Quality Assurance Validation Specialist

About Minaris Advanced Therapies

Be part of something bigger at Minaris Advanced Therapies—where every role contributes to creating hope for patients around the world. As a global leader in cell and gene therapy development, manufacturing, and testing, we turn breakthrough science into real-world treatments that change lives. Our team of over 1,000 experts across North America, Europe, and Asia has helped bring transformative therapies to market.

At Minaris, you’ll join a purpose-driven community focused on innovation, collaboration, and patient impact. Whether you’re in the lab, in the cleanroom, or behind the scenes, your work will directly support life-saving therapies and make a lasting difference.

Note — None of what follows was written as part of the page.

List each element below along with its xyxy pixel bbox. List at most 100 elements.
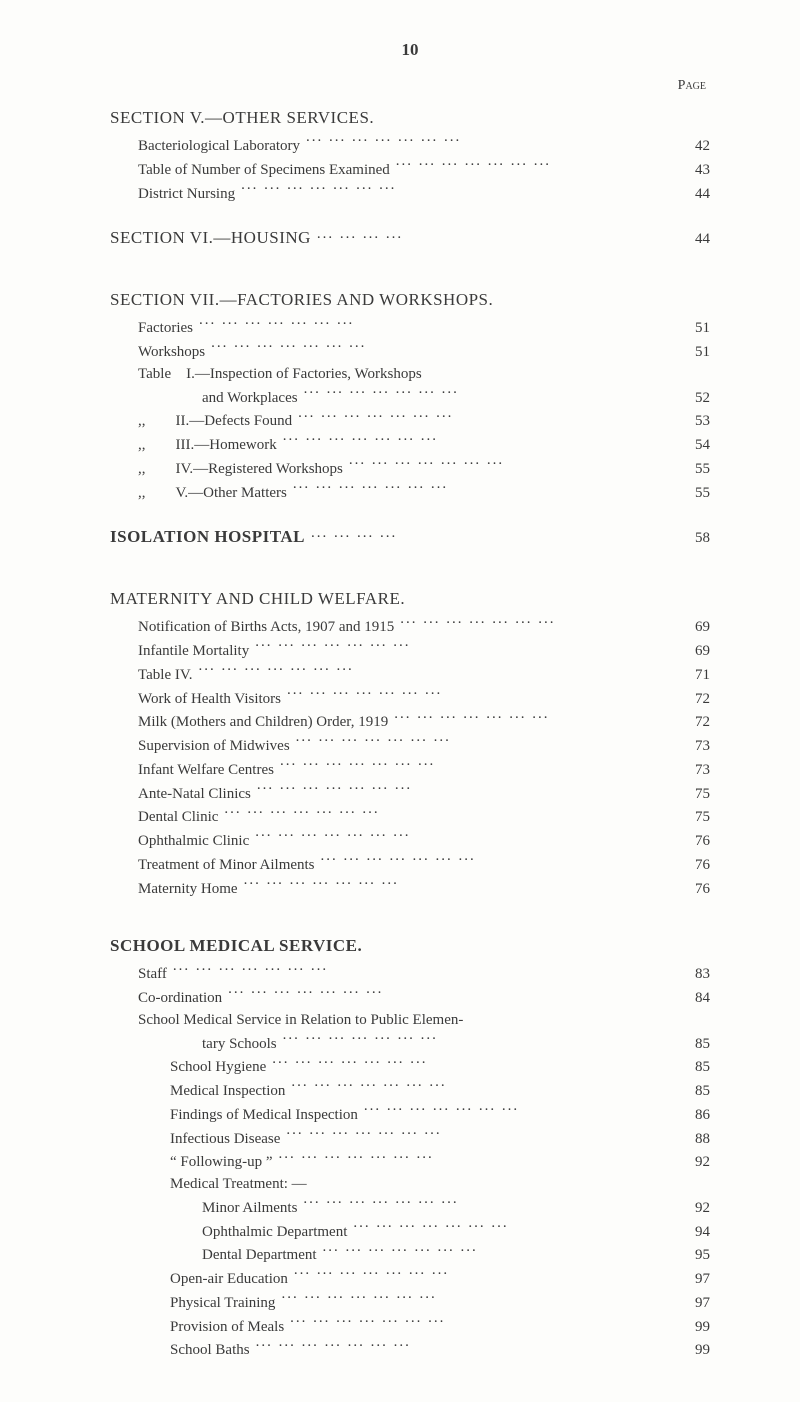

If you're passionate about advancing cutting-edge science and believe in the potential of cell and gene therapies, we invite you to help shape the future of medicine—one patient at a time.

Job Title

Quality Assurance Validation Specialist

Company

Advanced Therapies LLC d/b/a Minaris Advanced Therapies (Philadelphia, Pennsylvania) 400 Rouse Boulevard Philadelphia, PA 19112

Duties

• Serve as primary resource for the review and approval of equipment/software validations (including the IQ, OQ, PQ, and Computer Software Validation IOPQ), System Life Cycle Documentation (Validation Plans, Design Specifications, Requirements Specifications, User Requirements etc.), Change Controls, Action Items, OOTs/Investigations etc., in accordance with industry guidelines (FDA, EU, ICH, ISPE, GAMP, ISO, etc.).
• Provide guidance for equipment/software related issues and consults with QA Management to resolve complex quality issues in a timely manner.
• Provide quality review and/or approval of validation project plans that support site priorities and validation activities associated with changes to new and existing systems.
• Determine the acceptability of testing results against pre-determined criteria through review of data.
• Perform quality review approvals of Change Requests related to introduction of equipment and changes to the qualified state of equipment.
• Partner with application owners and system implementation teams to ensure CFR Part 11 compliance, if applicable, providing consultation and support to meet project goals and objectives.
• Write, review, or approve Periodic Reviews.
• Champion site and regulatory standards and provide guidance through the validation life cycle to ensure adherence to current regulatory standards.
• Stay current with changes to GXP, including FDA and EU and other regulatory bodies as well as guidance documents (i.e.: ICH, ISPE, GAMP, ISO, etc.).
• Issue, review, or approve document change requests, SOPs, IQ/OQ/PQ protocols, and other applicable documentation.

Requirements

• Bachelor’s degree or foreign equivalent in Biomedical Engineering, Chemical Engineering, or a closely related field and 3 years of experience in the position offered or related.
• Must have 3 years of experience with: writing, reviewing, and/or approving equipment and software validations including IQ, OQ, PQ and CSV-IOPQs; applying knowledge of 21 CFR Part 11 and ISPE GAMP 5; applying knowledge of GLP and cGMP requirements, guidelines, and ISO requirements; applying knowledge of relevant GXP (Good Practice), including FDA and EU and other regulatory bodies as well as guidance documents including ICH, ISPE, GAMP, and ISO; working with laboratory/manufacturing/facility staff to provide expertise on equipment/software validations and address conditions/practices with appropriate personnel; and writing, reviewing, and/or approving Change Controls and issuing, reviewing, and/or approving document change requests.

Send resume to Advanced Therapies LLC at PHLHumanResources@minaris.com and reference position title in subject line.

Benefits

Minaris Advanced Therapies employees are eligible for a comprehensive benefits package, including medical insurance, vision insurance, dental insurance, 401(k), paid time off, tuition assistance, and more.